Local elections results are often open to interpretation – and politicians often spend the run-up trying to set themselves a low bar they can clear on the night, while talking up the prospects of their opponents.
A Tory cabinet minister took to the airwaves on Sunday to claim his party could lose more than 1,000 council seats across England, while Labour leader Keir Starmer said Rishi Sunak should really be expecting to make gains.
“The baseline for them is on the floor”, Sir Keir Starmer told Sky News’s Sophie Ride on Sunday programme, branding the governing party’s own predictions “astonishing”.
He argued that the Tories had seen their second-worst set of results ever in 2019, when the seats up for election were last contested – and that it would be “quite hard” for Labour to do better this cycle.
“They should be making gains and if they can’t make gains on that awful set of results then I think there are serious questions as to whether Rishi Sunak is going backwards in fact in terms of their electoral prospects,” Sir Keir told the programme.
“So it’s a difficult cycle because of that baseline but I think really the question will be why aren’t the Conservatives making significant gains.”
Conservative transport secretary Mark Harper told the same programme that the war in Ukraine, inflation, and recovery from the Covid pandemic meant the Tories had a hard task to win votes.
“If you look at the independent commentators, the independent experts in this case, all the very respected ones, they are forecasting… that they think we might lose 1,000 seats,” he said.

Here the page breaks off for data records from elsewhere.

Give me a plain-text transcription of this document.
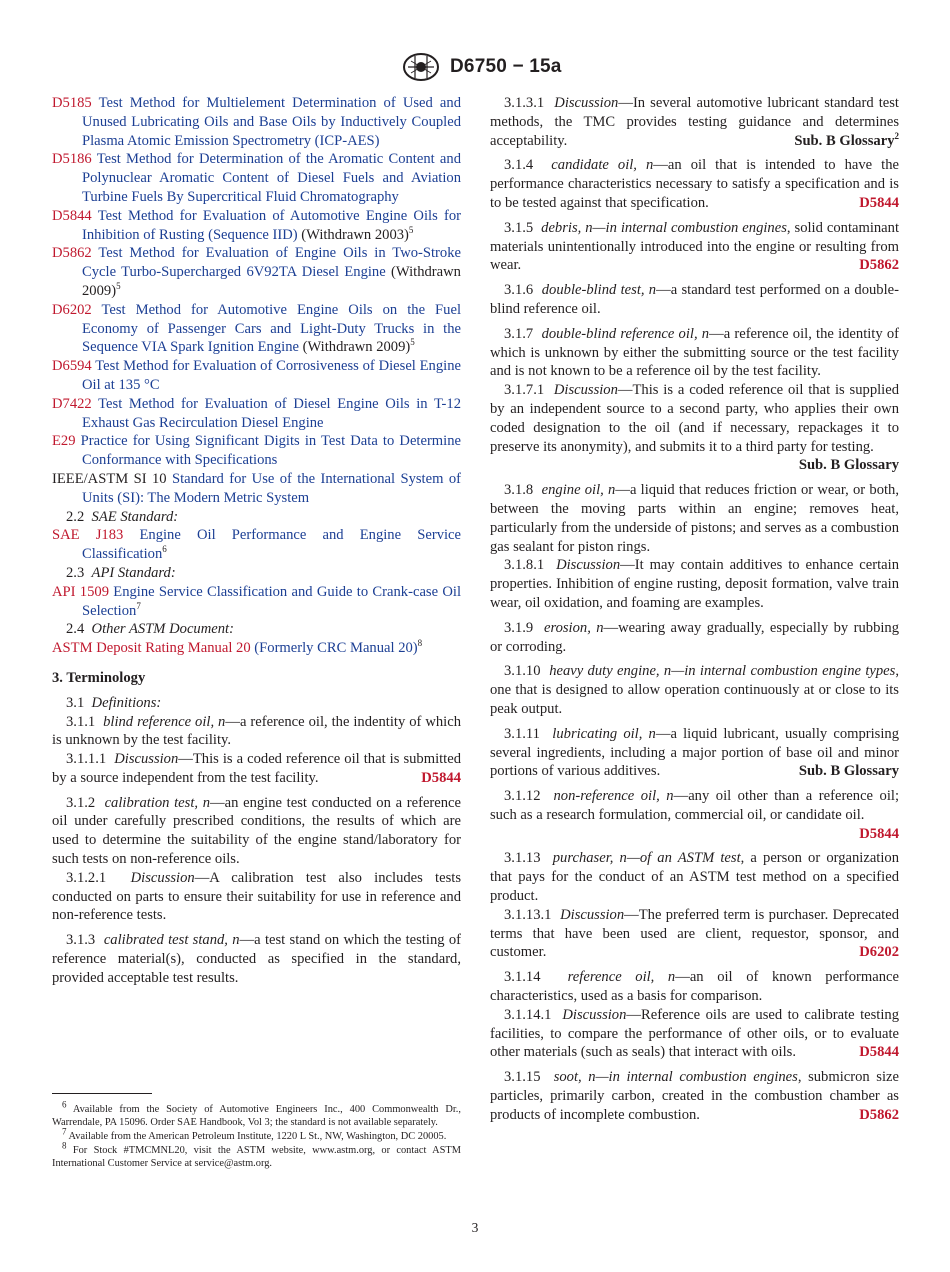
D6750 − 15a

D5185 Test Method for Multielement Determination of Used and Unused Lubricating Oils and Base Oils by Inductively Coupled Plasma Atomic Emission Spectrometry (ICP-AES)

D5186 Test Method for Determination of the Aromatic Content and Polynuclear Aromatic Content of Diesel Fuels and Aviation Turbine Fuels By Supercritical Fluid Chromatography

D5844 Test Method for Evaluation of Automotive Engine Oils for Inhibition of Rusting (Sequence IID) (Withdrawn 2003)$^5$

D5862 Test Method for Evaluation of Engine Oils in Two-Stroke Cycle Turbo-Supercharged 6V92TA Diesel Engine (Withdrawn 2009)$^5$

D6202 Test Method for Automotive Engine Oils on the Fuel Economy of Passenger Cars and Light-Duty Trucks in the Sequence VIA Spark Ignition Engine (Withdrawn 2009)$^5$

D6594 Test Method for Evaluation of Corrosiveness of Diesel Engine Oil at 135 °C

D7422 Test Method for Evaluation of Diesel Engine Oils in T-12 Exhaust Gas Recirculation Diesel Engine

E29 Practice for Using Significant Digits in Test Data to Determine Conformance with Specifications

IEEE/ASTM SI 10 Standard for Use of the International System of Units (SI): The Modern Metric System

2.2 SAE Standard:

SAE J183 Engine Oil Performance and Engine Service Classification$^6$

2.3 API Standard:

API 1509 Engine Service Classification and Guide to Crank-case Oil Selection$^7$

2.4 Other ASTM Document:

ASTM Deposit Rating Manual 20 (Formerly CRC Manual 20)$^8$

3. Terminology

3.1 Definitions:

3.1.1 blind reference oil, n—a reference oil, the indentity of which is unknown by the test facility.

3.1.1.1 Discussion—This is a coded reference oil that is submitted by a source independent from the test facility.	D5844

3.1.2 calibration test, n—an engine test conducted on a reference oil under carefully prescribed conditions, the results of which are used to determine the suitability of the engine stand/laboratory for such tests on non-reference oils.

3.1.2.1 Discussion—A calibration test also includes tests conducted on parts to ensure their suitability for use in reference and non-reference tests.

3.1.3 calibrated test stand, n—a test stand on which the testing of reference material(s), conducted as specified in the standard, provided acceptable test results.

$^6$ Available from the Society of Automotive Engineers Inc., 400 Commonwealth Dr., Warrendale, PA 15096. Order SAE Handbook, Vol 3; the standard is not available separately.

$^7$ Available from the American Petroleum Institute, 1220 L St., NW, Washington, DC 20005.

$^8$ For Stock #TMCMNL20, visit the ASTM website, www.astm.org, or contact ASTM International Customer Service at service@astm.org.

3.1.3.1 Discussion—In several automotive lubricant standard test methods, the TMC provides testing guidance and determines acceptability.	Sub. B Glossary$^2$

3.1.4 candidate oil, n—an oil that is intended to have the performance characteristics necessary to satisfy a specification and is to be tested against that specification.	D5844

3.1.5 debris, n—in internal combustion engines, solid contaminant materials unintentionally introduced into the engine or resulting from wear.	D5862

3.1.6 double-blind test, n—a standard test performed on a double-blind reference oil.

3.1.7 double-blind reference oil, n—a reference oil, the identity of which is unknown by either the submitting source or the test facility and is not known to be a reference oil by the test facility.

3.1.7.1 Discussion—This is a coded reference oil that is supplied by an independent source to a second party, who applies their own coded designation to the oil (and if necessary, repackages it to preserve its anonymity), and submits it to a third party for testing.
Sub. B Glossary

3.1.8 engine oil, n—a liquid that reduces friction or wear, or both, between the moving parts within an engine; removes heat, particularly from the underside of pistons; and serves as a combustion gas sealant for piston rings.

3.1.8.1 Discussion—It may contain additives to enhance certain properties. Inhibition of engine rusting, deposit formation, valve train wear, oil oxidation, and foaming are examples.

3.1.9 erosion, n—wearing away gradually, especially by rubbing or corroding.

3.1.10 heavy duty engine, n—in internal combustion engine types, one that is designed to allow operation continuously at or close to its peak output.

3.1.11 lubricating oil, n—a liquid lubricant, usually comprising several ingredients, including a major portion of base oil and minor portions of various additives.	Sub. B Glossary

3.1.12 non-reference oil, n—any oil other than a reference oil; such as a research formulation, commercial oil, or candidate oil.
D5844

3.1.13 purchaser, n—of an ASTM test, a person or organization that pays for the conduct of an ASTM test method on a specified product.

3.1.13.1 Discussion—The preferred term is purchaser. Deprecated terms that have been used are client, requestor, sponsor, and customer.	D6202

3.1.14 reference oil, n—an oil of known performance characteristics, used as a basis for comparison.

3.1.14.1 Discussion—Reference oils are used to calibrate testing facilities, to compare the performance of other oils, or to evaluate other materials (such as seals) that interact with oils.	D5844

3.1.15 soot, n—in internal combustion engines, submicron size particles, primarily carbon, created in the combustion chamber as products of incomplete combustion.	D5862

3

Pushed on whether he was managing expectations, he said: “We are not commentators. We are participants in this process.
“We are going out, making our arguments very strongly, we are going out knocking on doors, fighting for every vote.
“All I am saying is if you want to judge where expectations are, if you look at what the independent experts are saying, they suggest we are going to lose 1,000 seats because it is tough at the moment.”
Writing for the Independent elections expert Sir John Curtice said polls suggested the Tories were “heading for a drubbing”.
“Although the gap has narrowed somewhat in recent weeks, his party is still 15 points behind Labour in the polls. That deficit would seemingly indicate that the Conservatives are heading for a drubbing, and leave Conservative MPs wondering whether Mr Sunak can win a general election next year,” he wrote.
He added that Labour might make around “400 net gains from the Conservatives that would make it the biggest party in local government across Britain as a whole”, though this would only amount to the Tories losing control of “a dozen or so councils, but perhaps not much more than that”.
The public expectations are that Mr Sunak will lose seats: some 55 per cent of people told Ipsos UK that they thought the Tories would make a net loss, while just 9 per cent think the party will make gains.
Liberal Democrat leader Ed Davey said on Sunday that he hoped that many Conservative voters would turn to his party in the local election.
“Voters are sick to their back teeth with this Conservative Government’s terrible record. They have failed the nation on the cost of living, local health services and sewage dumping,” he said ahead of a final campaign tour in advance of polling day.
“People feel it’s time for a change and that Liberal Democrats are best placed to deliver that.
“With the Government desperate to avoid any more by-elections and shock defeats, this election is set to be the final real test before the general election.
“We are seeing former Conservative voters in open revolt against this Government with more and more turning to the Liberal Democrats in former true blue heartlands.”
Meanwhile Green Party deputy leader Zack Polanski told Sky News his party could take overall control of a council for the first time.
“We could have an outright majority on Mid Suffolk council and just to be clear that would be the first time in the northern hemisphere that the Green Party would have an outright majority on the council, so that would be a really big night for us,” he said.
Other targets for the party include Brighton and Hove and Lancaster and while the party is “looking to extend control in places where we are already in administration”, Mr Polanski said.